I am calculating a logistic regression with the amount of letters of a word given (0-5) in a task as the IV and whether the corresponding word was recalled in a later test or not (0/1) as the DV. All words in the dataset are five-letter words.
I want to check the assumption that my continuous predictor lettersProvided has a linear association with the logit of the outcome. This is usually investigated with the Box-Tidwell Test:
There are multiple ways to do this in R, here are two.
- Calculating a regression with an added interaction term of the IV and the ln of the IV:
lessR::Logit(correctAnswer ~ ltrsProvided + ltrsProvided:log(ltrsProvided), data= myData)
In this case, a sifgnificant interaction term (p<.05) indicates non-linearity.
- Using a dedicated function from the car package:
car::boxTidwell(rec_correct~ltrsProvided, data = myData)

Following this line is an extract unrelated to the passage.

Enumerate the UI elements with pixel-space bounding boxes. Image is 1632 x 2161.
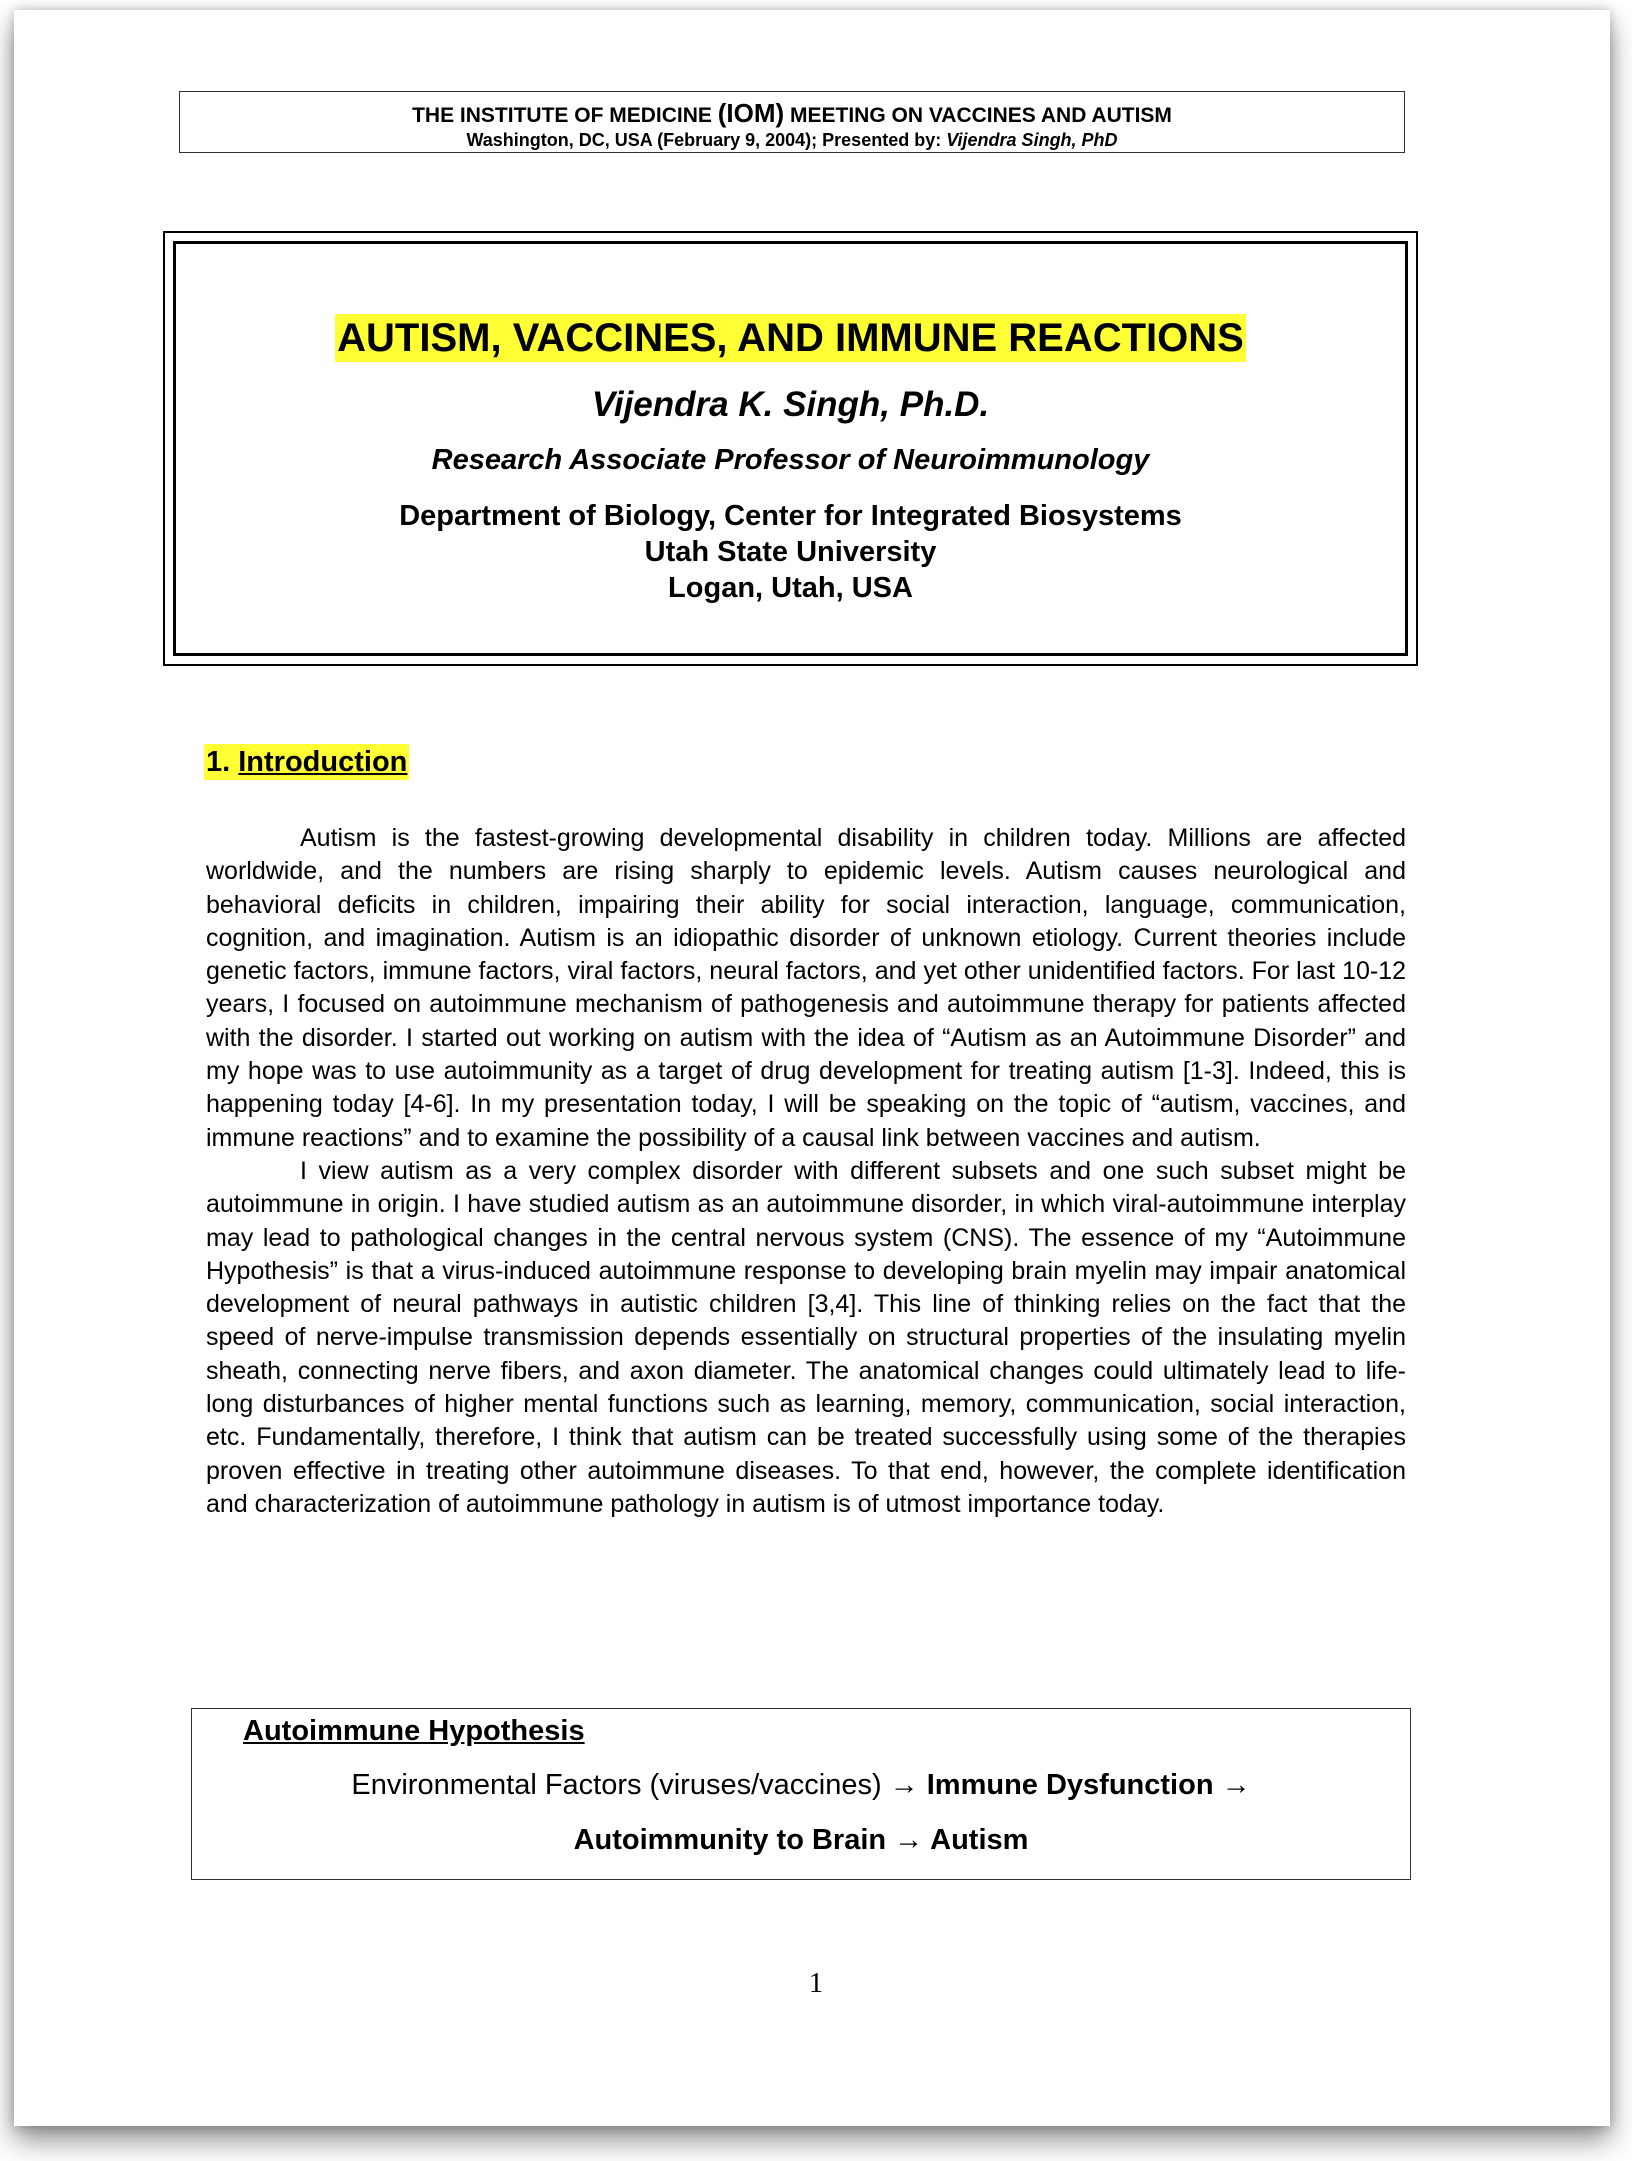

However, both methods do not work with my data because it includes zero, for which the ln is undefined.
There are some questions on the network about the Box-Tidwell test, but none of those with answers talk about my problem specifically. Some resources mention a transformation of the IV (only for the Box Tidwell, as the regression works fine with 0s in the data!), but what kind of transformation is that? Adding 0.0001 to each level of ltrsProvided enables calculation of the ln but seems weird as the variable cannot realistically include e.g. 1.0001. Others talk about dropping the zeros which is impossible for me because 0 is an important level in my IV.
Frequently, splining comes up to similar (but not the same) questions but I dont think its appropriate in my case (few levels) and I have no reason to suspect that there is no linear relationship.

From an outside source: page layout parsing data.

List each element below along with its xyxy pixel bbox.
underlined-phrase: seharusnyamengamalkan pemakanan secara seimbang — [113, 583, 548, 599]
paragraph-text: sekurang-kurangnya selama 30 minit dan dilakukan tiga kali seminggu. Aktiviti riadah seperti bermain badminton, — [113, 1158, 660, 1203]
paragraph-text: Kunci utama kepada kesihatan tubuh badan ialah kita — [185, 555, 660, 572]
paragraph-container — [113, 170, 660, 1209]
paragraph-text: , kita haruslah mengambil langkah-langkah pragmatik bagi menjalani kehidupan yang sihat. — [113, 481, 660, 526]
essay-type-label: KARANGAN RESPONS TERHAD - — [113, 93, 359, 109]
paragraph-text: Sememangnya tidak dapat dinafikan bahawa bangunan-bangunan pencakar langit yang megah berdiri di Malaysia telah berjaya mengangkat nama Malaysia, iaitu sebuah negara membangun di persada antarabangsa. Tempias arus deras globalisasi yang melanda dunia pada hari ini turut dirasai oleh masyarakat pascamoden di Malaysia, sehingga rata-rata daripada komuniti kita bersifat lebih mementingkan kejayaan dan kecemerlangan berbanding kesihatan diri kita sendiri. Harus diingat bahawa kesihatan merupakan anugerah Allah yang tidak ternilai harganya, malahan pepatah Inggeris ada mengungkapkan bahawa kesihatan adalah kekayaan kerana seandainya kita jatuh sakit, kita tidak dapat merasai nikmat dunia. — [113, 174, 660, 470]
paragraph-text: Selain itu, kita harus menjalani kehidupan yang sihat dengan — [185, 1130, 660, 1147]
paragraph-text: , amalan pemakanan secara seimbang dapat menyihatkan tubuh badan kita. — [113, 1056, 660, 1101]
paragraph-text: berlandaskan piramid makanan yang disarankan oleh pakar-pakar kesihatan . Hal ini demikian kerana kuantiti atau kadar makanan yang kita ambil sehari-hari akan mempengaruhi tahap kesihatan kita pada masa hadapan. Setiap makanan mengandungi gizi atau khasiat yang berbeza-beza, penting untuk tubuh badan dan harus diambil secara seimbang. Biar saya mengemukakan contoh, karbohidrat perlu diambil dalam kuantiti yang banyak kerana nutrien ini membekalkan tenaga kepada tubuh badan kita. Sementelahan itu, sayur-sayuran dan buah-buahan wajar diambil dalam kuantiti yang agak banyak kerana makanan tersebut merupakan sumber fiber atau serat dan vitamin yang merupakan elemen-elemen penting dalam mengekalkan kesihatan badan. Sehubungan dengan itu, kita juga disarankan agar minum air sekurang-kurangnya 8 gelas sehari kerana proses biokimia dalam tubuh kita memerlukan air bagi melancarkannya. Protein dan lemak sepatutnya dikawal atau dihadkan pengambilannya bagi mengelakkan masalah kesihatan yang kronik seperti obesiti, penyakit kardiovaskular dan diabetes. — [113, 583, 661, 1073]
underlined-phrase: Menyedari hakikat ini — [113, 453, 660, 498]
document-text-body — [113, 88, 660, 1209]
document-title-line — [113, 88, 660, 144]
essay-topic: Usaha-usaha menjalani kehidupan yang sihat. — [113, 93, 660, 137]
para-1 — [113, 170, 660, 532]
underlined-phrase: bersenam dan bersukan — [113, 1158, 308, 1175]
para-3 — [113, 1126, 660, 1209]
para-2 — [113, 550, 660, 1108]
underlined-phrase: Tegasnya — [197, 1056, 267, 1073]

tl;dr: In what way can I transform my continuous IV temporarily to conduct a Box Tidwell Test?
Example of a reduced version of my data:
ltrsProvided correctAnswer
1 1
2 1
3 1
4 0
0 1
1 1
5 0
2 1
0 1
4 0
Code and Plot regarding @Demetri Pananos 's post and comment.

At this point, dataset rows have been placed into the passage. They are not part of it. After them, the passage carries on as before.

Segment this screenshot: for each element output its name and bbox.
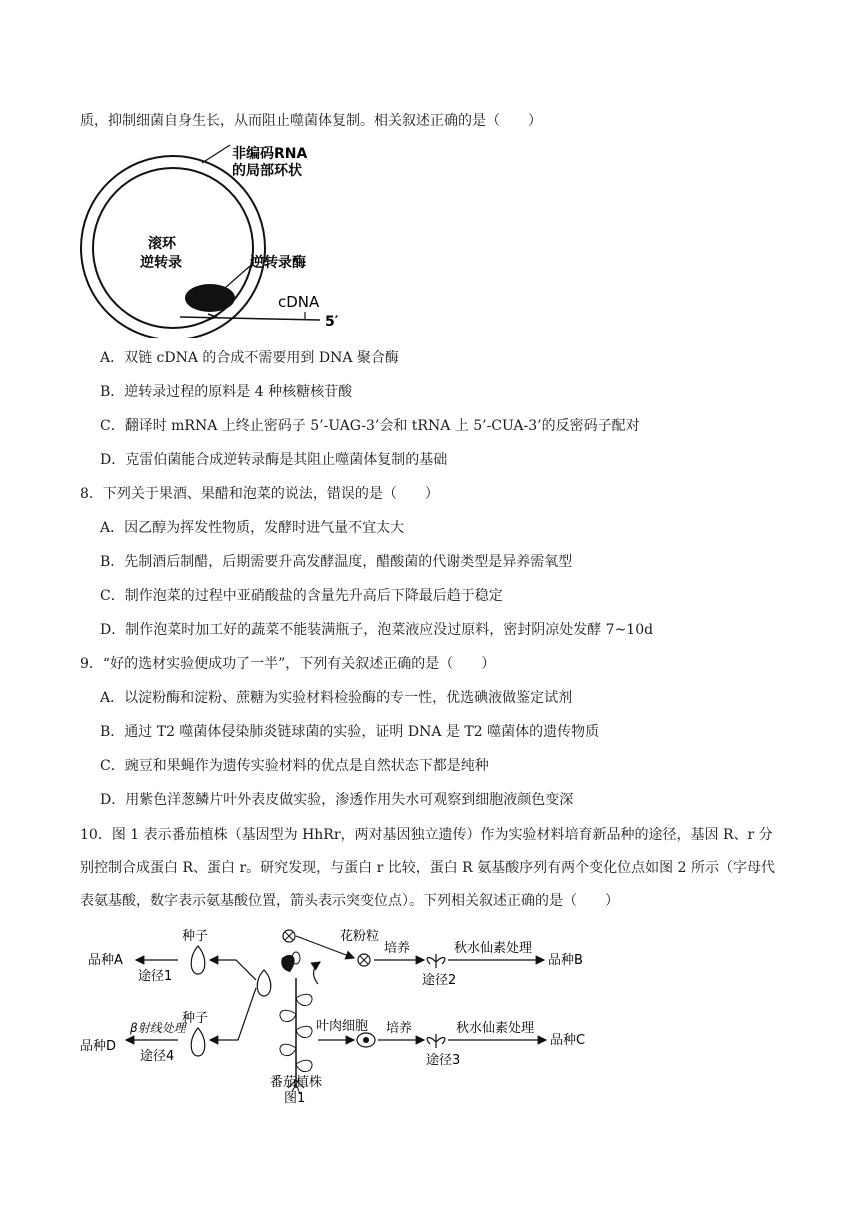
- tomato-plant-drawing: [280, 930, 320, 1094]
- q9-option-b: B．通过 T2 噬菌体侵染肺炎链球菌的实验，证明 DNA 是 T2 噬菌体的遗传物质: [100, 724, 600, 740]
- variety-c: 品种C: [550, 1033, 586, 1048]
- variety-d: 品种D: [80, 1039, 117, 1054]
- seed-bottom: 种子: [182, 1011, 209, 1026]
- q9-option-c: C．豌豆和果蝇作为遗传实验材料的优点是自然状态下都是纯种: [100, 758, 489, 774]
- seedling-top-shape: [427, 954, 445, 968]
- seedling-bottom-shape: [427, 1034, 445, 1048]
- seed-top: 种子: [182, 929, 209, 944]
- pollen-label: 花粉粒: [340, 929, 380, 944]
- seed-top-shape: [191, 946, 205, 974]
- q10-stem: 10．图 1 表示番茄植株（基因型为 HhRr，两对基因独立遗传）作为实验材料培育新品种的途径，基因 R、r 分别控制合成蛋白 R、蛋白 r。研究发现，与蛋白 r 比较，蛋白 R 氨基酸序列有两个变化位点如图 2 所示（字母代表氨基酸，数字表示氨基酸位置，箭头表示突变位点）。下列相关叙述正确的是（ ）: [80, 827, 775, 909]
- label-center-2: 逆转录: [140, 255, 182, 271]
- q8-option-d: D．制作泡菜时加工好的蔬菜不能装满瓶子，泡菜液应没过原料，密封阴凉处发酵 7~10d: [100, 622, 654, 638]
- culture-bottom: 培养: [386, 1021, 413, 1036]
- label-cdna: cDNA: [278, 293, 320, 311]
- seed-bottom-shape: [191, 1028, 205, 1056]
- q8-option-a: A．因乙醇为挥发性物质，发酵时进气量不宜太大: [100, 520, 405, 536]
- q8-option-c: C．制作泡菜的过程中亚硝酸盐的含量先升高后下降最后趋于稳定: [100, 588, 503, 604]
- beta-treatment: β射线处理: [130, 1021, 186, 1035]
- variety-a: 品种A: [88, 953, 123, 968]
- label-center-1: 滚环: [148, 236, 176, 252]
- label-5prime: 5′: [325, 314, 339, 330]
- q8-option-b: B．先制酒后制醋，后期需要升高发酵温度，醋酸菌的代谢类型是异养需氧型: [100, 554, 573, 570]
- route-4: 途径4: [140, 1049, 175, 1064]
- rolling-circle-figure: [60, 138, 360, 338]
- cdna-strand: [180, 317, 320, 320]
- tomato-breeding-figure: [78, 918, 638, 1118]
- label-enzyme: 逆转录酶: [250, 255, 306, 271]
- label-rna-2: 的局部环状: [232, 163, 302, 179]
- q8-stem: 8．下列关于果酒、果醋和泡菜的说法，错误的是（ ）: [80, 486, 439, 502]
- q7-stem-tail: 质，抑制细菌自身生长，从而阻止噬菌体复制。相关叙述正确的是（ ）: [80, 113, 542, 129]
- q7-option-b: B．逆转录过程的原料是 4 种核糖核苷酸: [100, 384, 353, 400]
- culture-top: 培养: [384, 941, 411, 956]
- q9-option-a: A．以淀粉酶和淀粉、蔗糖为实验材料检验酶的专一性，优选碘液做鉴定试剂: [100, 690, 573, 706]
- figure-1-label: 图1: [284, 1091, 306, 1106]
- fruit-shape: [257, 970, 271, 996]
- q7-option-a: A．双链 cDNA 的合成不需要用到 DNA 聚合酶: [100, 350, 399, 366]
- colchicine-top: 秋水仙素处理: [454, 941, 533, 956]
- variety-b: 品种B: [548, 953, 583, 968]
- label-rna-1: 非编码RNA: [232, 146, 308, 162]
- colchicine-bottom: 秋水仙素处理: [456, 1021, 535, 1036]
- route-3: 途径3: [426, 1053, 461, 1068]
- q9-stem: 9．“好的选材实验便成功了一半”，下列有关叙述正确的是（ ）: [80, 656, 496, 672]
- q7-option-c: C．翻译时 mRNA 上终止密码子 5’-UAG-3’会和 tRNA 上 5’-CUA-3’的反密码子配对: [100, 418, 640, 434]
- route-1: 途径1: [138, 969, 173, 984]
- plant-label: 番茄植株: [270, 1075, 323, 1090]
- route-2: 途径2: [422, 973, 457, 988]
- q9-option-d: D．用紫色洋葱鳞片叶外表皮做实验，渗透作用失水可观察到细胞液颜色变深: [100, 792, 574, 808]
- reverse-transcriptase-blob: [185, 284, 235, 312]
- q7-option-d: D．克雷伯菌能合成逆转录酶是其阻止噬菌体复制的基础: [100, 452, 448, 468]
- mesophyll-label: 叶肉细胞: [316, 1019, 369, 1034]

The relationship does not look linear at all...
vis_grouped_d <- grouped_d %>% mutate(prop = y/(n+y), prop_log = log(prop))
ggplot(vis_grouped_d) + geom_line(aes(ltrs_gvn, prop_log))
More information about the research design
Its basically a replication of McCurdy et al. (2021), but online. Its an experiments on the generation effect (content that you create yourself is remembered better than content you only read) and the generation constraint (the degree of the self generation might have an influence on the memory benefit from generation). In the experiment the subjects had to create and write down target words with the help of a cue and 0-5 letters of the target given to them. In a later test, their target words and some distractors were presented to them and they had to decide whether that word was created earlier (recognition correct; 0/1). The ltrs_given levels 0-4 are basically the manipulation of the generation constraint while ltrs_gvn is the read control condition.
They used mixed effect logistic regression with random intercepts for subjects and words (Code and Data are available online). I want to use regular logistic regression because there are so few resources for mixed models.